El coche se detuvo ante una vaca que obstruía el camino con un ternerillo pegado a sus patas traseras. El animal parecía delgado y nervioso, mirando hacia los matorrales.
- En estado salvaje -explicó el general-. La mayor parte de los animales verdaderamente silvestres fueron muertos en los últimos dos años para comérselos; sin embargo, muchos animales domésticos se escaparon de las granjas, cuando sus dueños murieron o huyeron, y se encuentran ahora en tal estado.
Robinson advirtió la fija mirada de Drummond en el animalito que seguía a la madre. Sus patas tenían la mitad de la longitud.
- Es una vaca mutante -dijo el general-. Encontrará muchos de esos animales. La radiación de las áreas bombardeadas y el polvo radiactivo. Existe incluso una gran cantidad de criaturas nacidas anormalmente. Y éste es, realmente, el peor problema con que tenemos que encararnos.
El coche emergió de los bosques de la montaña, a ambos lados del camino en la orilla de un pequeño lago. Era una escena de paz y de serenidad. Las quietas aguas daban el aspecto de oro fundido, con los árboles bordeándolo y las montañas alrededor. Bajo la copa de un gigantesco pino, aparecía una casita de campo y una mujer en el porche.
Era como un verano con Bárbara…, acudió a la mente de Drummond, mientras seguía al general Robinson hacia el pequeño edificio campestre. Pero no era así, no lo era, no podía ser. Ni lo sería nunca más. Había soldados guardando el lugar de los riesgos de asaltantes fuera de la Ley. A sus pies vio varias flores singulares; eran margaritas; pero enormes y rojas, irregularmente conformadas.
Una ardilla chilló desde un árbol. Drummond comprobó, al mirar hacia arriba, que la cara del animalito aparecía tan áspera, casi como si fuese humana.

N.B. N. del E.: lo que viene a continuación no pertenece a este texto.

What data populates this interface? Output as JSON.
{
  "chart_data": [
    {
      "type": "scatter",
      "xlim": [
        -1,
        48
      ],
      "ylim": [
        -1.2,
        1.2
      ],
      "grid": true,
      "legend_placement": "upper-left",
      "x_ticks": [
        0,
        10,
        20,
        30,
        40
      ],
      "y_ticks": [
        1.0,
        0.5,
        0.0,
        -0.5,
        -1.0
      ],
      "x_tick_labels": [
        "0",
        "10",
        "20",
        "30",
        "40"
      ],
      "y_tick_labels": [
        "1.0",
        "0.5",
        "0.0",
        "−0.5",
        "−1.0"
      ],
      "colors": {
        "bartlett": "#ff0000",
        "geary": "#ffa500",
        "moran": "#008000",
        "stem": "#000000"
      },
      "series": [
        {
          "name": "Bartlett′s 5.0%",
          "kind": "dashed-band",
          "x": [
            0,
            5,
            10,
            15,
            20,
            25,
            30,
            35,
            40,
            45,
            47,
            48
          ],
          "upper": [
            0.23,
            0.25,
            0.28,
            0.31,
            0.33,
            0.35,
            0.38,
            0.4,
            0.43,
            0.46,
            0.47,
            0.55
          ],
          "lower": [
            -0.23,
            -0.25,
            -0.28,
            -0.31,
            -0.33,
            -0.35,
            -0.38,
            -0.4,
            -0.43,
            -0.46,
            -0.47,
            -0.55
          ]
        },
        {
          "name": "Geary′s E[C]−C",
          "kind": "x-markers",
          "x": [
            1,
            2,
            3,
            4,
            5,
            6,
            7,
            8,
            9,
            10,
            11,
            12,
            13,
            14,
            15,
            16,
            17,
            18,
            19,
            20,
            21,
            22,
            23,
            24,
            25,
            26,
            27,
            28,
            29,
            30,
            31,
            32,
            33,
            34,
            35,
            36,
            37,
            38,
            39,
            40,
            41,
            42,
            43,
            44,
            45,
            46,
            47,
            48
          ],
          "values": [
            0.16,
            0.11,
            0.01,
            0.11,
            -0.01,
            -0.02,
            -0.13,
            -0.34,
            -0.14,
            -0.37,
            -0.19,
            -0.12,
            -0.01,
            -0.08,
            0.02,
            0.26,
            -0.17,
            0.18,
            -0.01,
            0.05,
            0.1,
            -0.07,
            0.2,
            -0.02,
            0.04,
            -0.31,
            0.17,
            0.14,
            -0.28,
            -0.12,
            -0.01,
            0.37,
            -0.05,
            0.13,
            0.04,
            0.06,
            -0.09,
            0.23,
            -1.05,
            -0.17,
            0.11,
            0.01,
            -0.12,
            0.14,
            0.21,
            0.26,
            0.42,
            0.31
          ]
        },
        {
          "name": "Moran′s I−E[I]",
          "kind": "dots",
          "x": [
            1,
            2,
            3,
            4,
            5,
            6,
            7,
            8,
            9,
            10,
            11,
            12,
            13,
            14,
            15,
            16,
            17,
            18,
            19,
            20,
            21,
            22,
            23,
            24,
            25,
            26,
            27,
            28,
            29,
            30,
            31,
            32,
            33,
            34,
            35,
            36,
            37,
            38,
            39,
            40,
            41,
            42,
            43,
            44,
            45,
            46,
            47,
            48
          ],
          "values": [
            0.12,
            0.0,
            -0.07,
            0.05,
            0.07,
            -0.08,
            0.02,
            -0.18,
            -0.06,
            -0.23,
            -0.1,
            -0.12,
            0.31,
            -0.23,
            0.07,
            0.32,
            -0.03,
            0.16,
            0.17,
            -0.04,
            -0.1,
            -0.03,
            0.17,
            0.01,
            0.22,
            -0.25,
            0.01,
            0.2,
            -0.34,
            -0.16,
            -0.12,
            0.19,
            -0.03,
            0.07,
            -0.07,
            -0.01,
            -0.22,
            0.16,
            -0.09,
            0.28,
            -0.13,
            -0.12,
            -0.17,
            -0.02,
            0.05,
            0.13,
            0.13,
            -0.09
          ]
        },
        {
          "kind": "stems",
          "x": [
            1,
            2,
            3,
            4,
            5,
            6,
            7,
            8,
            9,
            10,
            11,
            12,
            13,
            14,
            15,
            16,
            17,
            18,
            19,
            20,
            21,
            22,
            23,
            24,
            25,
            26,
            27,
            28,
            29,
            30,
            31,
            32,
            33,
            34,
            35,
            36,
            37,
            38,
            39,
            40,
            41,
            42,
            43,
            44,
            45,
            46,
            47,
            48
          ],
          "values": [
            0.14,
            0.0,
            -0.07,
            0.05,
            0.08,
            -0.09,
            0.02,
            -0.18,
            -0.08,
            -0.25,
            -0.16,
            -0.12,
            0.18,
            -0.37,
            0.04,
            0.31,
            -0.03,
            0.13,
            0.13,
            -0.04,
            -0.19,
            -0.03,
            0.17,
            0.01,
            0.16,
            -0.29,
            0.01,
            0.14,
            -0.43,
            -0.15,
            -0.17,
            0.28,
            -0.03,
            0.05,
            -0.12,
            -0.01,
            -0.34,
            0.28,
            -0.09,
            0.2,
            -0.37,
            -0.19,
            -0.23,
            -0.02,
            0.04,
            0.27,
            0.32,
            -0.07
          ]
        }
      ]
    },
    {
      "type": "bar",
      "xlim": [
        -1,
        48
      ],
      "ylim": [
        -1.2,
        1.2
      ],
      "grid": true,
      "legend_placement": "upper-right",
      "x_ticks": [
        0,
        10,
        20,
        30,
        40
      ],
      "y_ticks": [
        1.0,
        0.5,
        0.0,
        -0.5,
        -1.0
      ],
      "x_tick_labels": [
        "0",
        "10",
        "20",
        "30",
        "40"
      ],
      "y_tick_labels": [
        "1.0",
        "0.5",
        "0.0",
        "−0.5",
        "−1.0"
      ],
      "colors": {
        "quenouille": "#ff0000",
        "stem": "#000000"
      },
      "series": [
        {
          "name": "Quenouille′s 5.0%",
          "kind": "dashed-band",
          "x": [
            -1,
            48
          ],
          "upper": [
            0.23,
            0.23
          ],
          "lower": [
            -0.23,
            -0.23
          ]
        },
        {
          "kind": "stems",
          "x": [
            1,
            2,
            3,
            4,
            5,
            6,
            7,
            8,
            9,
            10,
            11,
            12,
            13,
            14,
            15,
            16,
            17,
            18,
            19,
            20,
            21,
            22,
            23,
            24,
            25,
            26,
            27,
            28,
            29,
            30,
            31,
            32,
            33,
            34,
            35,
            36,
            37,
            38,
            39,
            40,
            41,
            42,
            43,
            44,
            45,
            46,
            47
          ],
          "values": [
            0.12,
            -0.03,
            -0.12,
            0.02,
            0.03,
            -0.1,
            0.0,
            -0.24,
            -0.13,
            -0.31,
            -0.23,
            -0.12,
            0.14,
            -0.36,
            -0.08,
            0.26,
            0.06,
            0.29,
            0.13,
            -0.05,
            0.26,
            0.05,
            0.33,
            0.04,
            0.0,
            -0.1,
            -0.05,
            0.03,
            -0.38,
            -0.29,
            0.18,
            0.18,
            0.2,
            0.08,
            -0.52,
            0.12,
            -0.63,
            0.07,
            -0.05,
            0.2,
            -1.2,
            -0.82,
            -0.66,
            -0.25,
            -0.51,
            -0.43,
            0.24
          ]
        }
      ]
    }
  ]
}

Después, se encontró en el porche y Robinson presentó a la mujer, como «mi esposa, Elaine». Era una mujer joven, de agradable aspecto, con unos bellos ojos que fueron con mirada llena de simpatía a la exhausta cara de Drummond.
Se dio cuenta que estaba embarazada, notándose en la bella mujer una aureola de felicidad, con la esperanza de alumbrar al mundo una nueva vida.
Fue conducido en seguida al interior, invitándole a tomar un baño caliente. Después siguió la cena; pero antes que ésta llegara, se hallaba tan profundamente dormido, que apenas si se dio cuenta cuando el general Robinson le metió en la cama.